La vida cristiana consiste de fe y caridad.

El milagro del amor

He pasado el día con Juan Mari. Por la mañana dimos un paseo entre bromas y veras al aire de la calle, que es de todos. Luego, comimos en un bar de tránsito, atendidos por un personal de ésos que le hacen sentirse a uno como en su casa. Por la tarde vimos juntos una película, “Lutero”. Era la historia de un ebrio de libertad. Y, ya al atardecer, nos despedimos. Él se quedó en Burgos y yo regresé a Silos.

Juan Mari es alguien muy entrañable para mí. Es amigo y es cura. No tengo yo, por cierto, muchos amigos entre los clérigos. Pero Juan Mari es diferente. Le conocí hace unos veinte años, cuando estaba en el seminario. Durante este tiempo he aprendido de él que un hombre vale lo que alcanza su mirada, su manera de mirar a los demás. De mi amigo sé decir que me ha mirado siempre con amor, es decir, que nunca me ha juzgado. Esto es un milagro: ¿cómo no juzgar a los demás alguna vez mientras vamos con ellos de camino? Y, sin embargo, a todos nos gusta ser amados. A nadie, ser juzgado. Ahora bien, ¿y el juicio moral? ¿Podemos evitarlo cuando vemos a otro actuando mal?

Los antiguos monjes del desierto recomendaban no enseñar nada que uno mismo no hubiera puesto primero en práctica. Nunca hablar, como solemos, de lo que deberíamos hacer o de lo que hacen otros, supuestamente mejores o peores que nosotros. En cabeza ajena, pues, nada enseñar ni aprender.
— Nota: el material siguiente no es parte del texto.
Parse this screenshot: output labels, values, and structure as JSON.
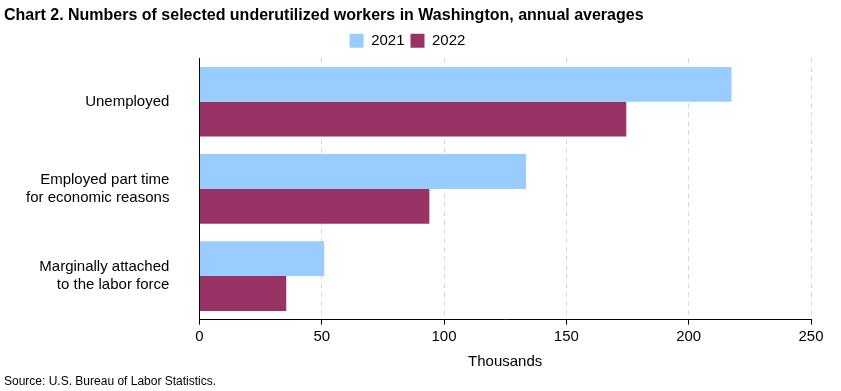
{
  "chart_data": {
    "type": "bar",
    "orientation": "horizontal",
    "title": "Chart 2. Numbers of selected underutilized workers in Washington, annual averages",
    "x_label": "Thousands",
    "annotations": [
      "Source: U.S. Bureau of Labor Statistics."
    ],
    "categories": [
      "Unemployed",
      "Employed part time for economic reasons",
      "Marginally attached to the labor force"
    ],
    "series": [
      {
        "name": "2021",
        "color": "#99ccff",
        "values": [
          217.5,
          133.5,
          51
        ]
      },
      {
        "name": "2022",
        "color": "#993366",
        "values": [
          174.5,
          94,
          35.5
        ]
      }
    ],
    "xlim": [
      0,
      250
    ],
    "xticks": [
      0,
      50,
      100,
      150,
      200,
      250
    ],
    "grid": true,
    "legend": "top"
  }
}
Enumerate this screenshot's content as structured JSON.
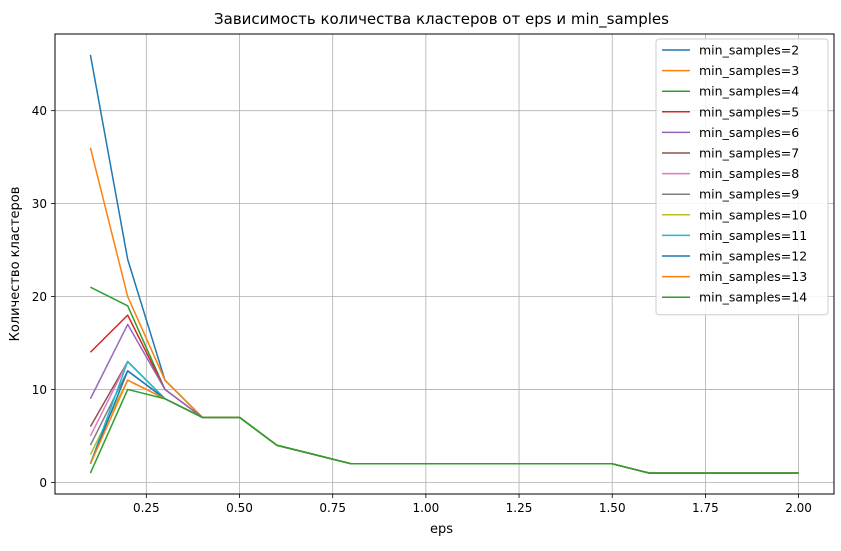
{
  "chart_data": {
    "type": "line",
    "title": "Зависимость количества кластеров от eps и min_samples",
    "xlabel": "eps",
    "ylabel": "Количество кластеров",
    "xlim": [
      0.005,
      2.095
    ],
    "ylim": [
      -1.25,
      48.25
    ],
    "xticks": [
      0.25,
      0.5,
      0.75,
      1.0,
      1.25,
      1.5,
      1.75,
      2.0
    ],
    "xtick_labels": [
      "0.25",
      "0.50",
      "0.75",
      "1.00",
      "1.25",
      "1.50",
      "1.75",
      "2.00"
    ],
    "yticks": [
      0,
      10,
      20,
      30,
      40
    ],
    "ytick_labels": [
      "0",
      "10",
      "20",
      "30",
      "40"
    ],
    "grid": true,
    "legend_position": "top-right",
    "x": [
      0.1,
      0.2,
      0.3,
      0.4,
      0.5,
      0.6,
      0.7,
      0.8,
      0.9,
      1.0,
      1.1,
      1.2,
      1.3,
      1.4,
      1.5,
      1.6,
      1.7,
      1.8,
      1.9,
      2.0
    ],
    "series": [
      {
        "name": "min_samples=2",
        "color": "#1f77b4",
        "values": [
          46,
          24,
          11,
          7,
          7,
          4,
          3,
          2,
          2,
          2,
          2,
          2,
          2,
          2,
          2,
          1,
          1,
          1,
          1,
          1
        ]
      },
      {
        "name": "min_samples=3",
        "color": "#ff7f0e",
        "values": [
          36,
          20,
          11,
          7,
          7,
          4,
          3,
          2,
          2,
          2,
          2,
          2,
          2,
          2,
          2,
          1,
          1,
          1,
          1,
          1
        ]
      },
      {
        "name": "min_samples=4",
        "color": "#2ca02c",
        "values": [
          21,
          19,
          10,
          7,
          7,
          4,
          3,
          2,
          2,
          2,
          2,
          2,
          2,
          2,
          2,
          1,
          1,
          1,
          1,
          1
        ]
      },
      {
        "name": "min_samples=5",
        "color": "#d62728",
        "values": [
          14,
          18,
          10,
          7,
          7,
          4,
          3,
          2,
          2,
          2,
          2,
          2,
          2,
          2,
          2,
          1,
          1,
          1,
          1,
          1
        ]
      },
      {
        "name": "min_samples=6",
        "color": "#9467bd",
        "values": [
          9,
          17,
          10,
          7,
          7,
          4,
          3,
          2,
          2,
          2,
          2,
          2,
          2,
          2,
          2,
          1,
          1,
          1,
          1,
          1
        ]
      },
      {
        "name": "min_samples=7",
        "color": "#8c564b",
        "values": [
          6,
          13,
          9,
          7,
          7,
          4,
          3,
          2,
          2,
          2,
          2,
          2,
          2,
          2,
          2,
          1,
          1,
          1,
          1,
          1
        ]
      },
      {
        "name": "min_samples=8",
        "color": "#e377c2",
        "values": [
          5,
          13,
          9,
          7,
          7,
          4,
          3,
          2,
          2,
          2,
          2,
          2,
          2,
          2,
          2,
          1,
          1,
          1,
          1,
          1
        ]
      },
      {
        "name": "min_samples=9",
        "color": "#7f7f7f",
        "values": [
          4,
          12,
          9,
          7,
          7,
          4,
          3,
          2,
          2,
          2,
          2,
          2,
          2,
          2,
          2,
          1,
          1,
          1,
          1,
          1
        ]
      },
      {
        "name": "min_samples=10",
        "color": "#bcbd22",
        "values": [
          3,
          11,
          9,
          7,
          7,
          4,
          3,
          2,
          2,
          2,
          2,
          2,
          2,
          2,
          2,
          1,
          1,
          1,
          1,
          1
        ]
      },
      {
        "name": "min_samples=11",
        "color": "#17becf",
        "values": [
          2,
          13,
          9,
          7,
          7,
          4,
          3,
          2,
          2,
          2,
          2,
          2,
          2,
          2,
          2,
          1,
          1,
          1,
          1,
          1
        ]
      },
      {
        "name": "min_samples=12",
        "color": "#1f77b4",
        "values": [
          2,
          12,
          9,
          7,
          7,
          4,
          3,
          2,
          2,
          2,
          2,
          2,
          2,
          2,
          2,
          1,
          1,
          1,
          1,
          1
        ]
      },
      {
        "name": "min_samples=13",
        "color": "#ff7f0e",
        "values": [
          2,
          11,
          9,
          7,
          7,
          4,
          3,
          2,
          2,
          2,
          2,
          2,
          2,
          2,
          2,
          1,
          1,
          1,
          1,
          1
        ]
      },
      {
        "name": "min_samples=14",
        "color": "#2ca02c",
        "values": [
          1,
          10,
          9,
          7,
          7,
          4,
          3,
          2,
          2,
          2,
          2,
          2,
          2,
          2,
          2,
          1,
          1,
          1,
          1,
          1
        ]
      }
    ]
  }
}
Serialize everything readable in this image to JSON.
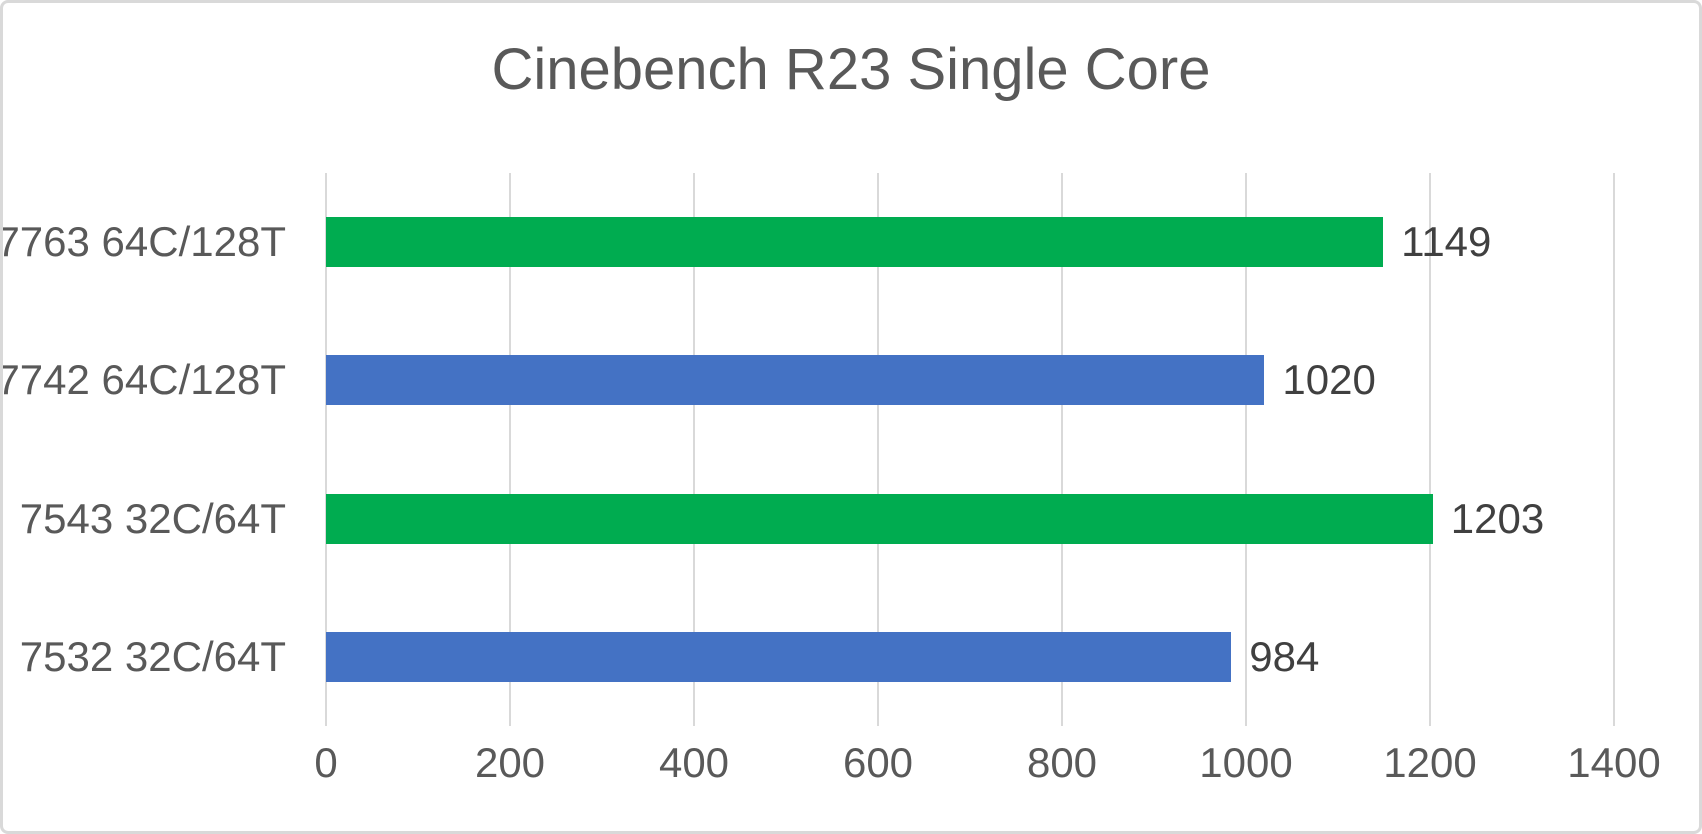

Cuando las personas cuidan sus afectos -cuando los ponen en práctica- llegan a quererse como son, en lo bueno y en lo menos bueno. Por eso aceptan mejor sus defectos, esto es, lo que uno no puede aprobar del otro: una cosa es aceptar, otra muy diferente aprobar. Y aceptándolos -no juzgándolos, no reprochándolos- es como aprenden a superarlos.

Pero, cuando no se tienen verdaderos afectos en la vida, no se aceptan los defectos de los demás. Se reprochan sin más. Y, al reprocharlos, en vez de ayudarles a superarlos, les privamos de la fuerza que necesitan para ello. Esta fuerza no es otra que la confianza, el amor sin reservas ni monsergas. Sin amor, con la ley en la mano o en el fondo de la conciencia, no podemos superar nuestros defectos. Lo único que podemos hacer sin amor es trocar unos defectos por otros. O unos excesos por otros.

Si Lutero no se hubiera apresurado a juzgar los defectos de la Iglesia romana y ésta, a su vez, no hubiera condenado sin matiz los excesos de Lutero, ¡cuánto habríamos podido aprender unos de otros! La reforma protestante no habría sido un cisma ni la católica una “contrarreforma”. Por suerte, a veces, sucede el milagro. El amor es siempre el gran milagro de la vida, el más humilde, discreto y eficaz de todos los milagros, la maravilla de las maravillas. ¿Acaso es mayor milagro estar sano o vivo de milagro que morir después de haber vivido? Juan Mari es uno de sus nombres.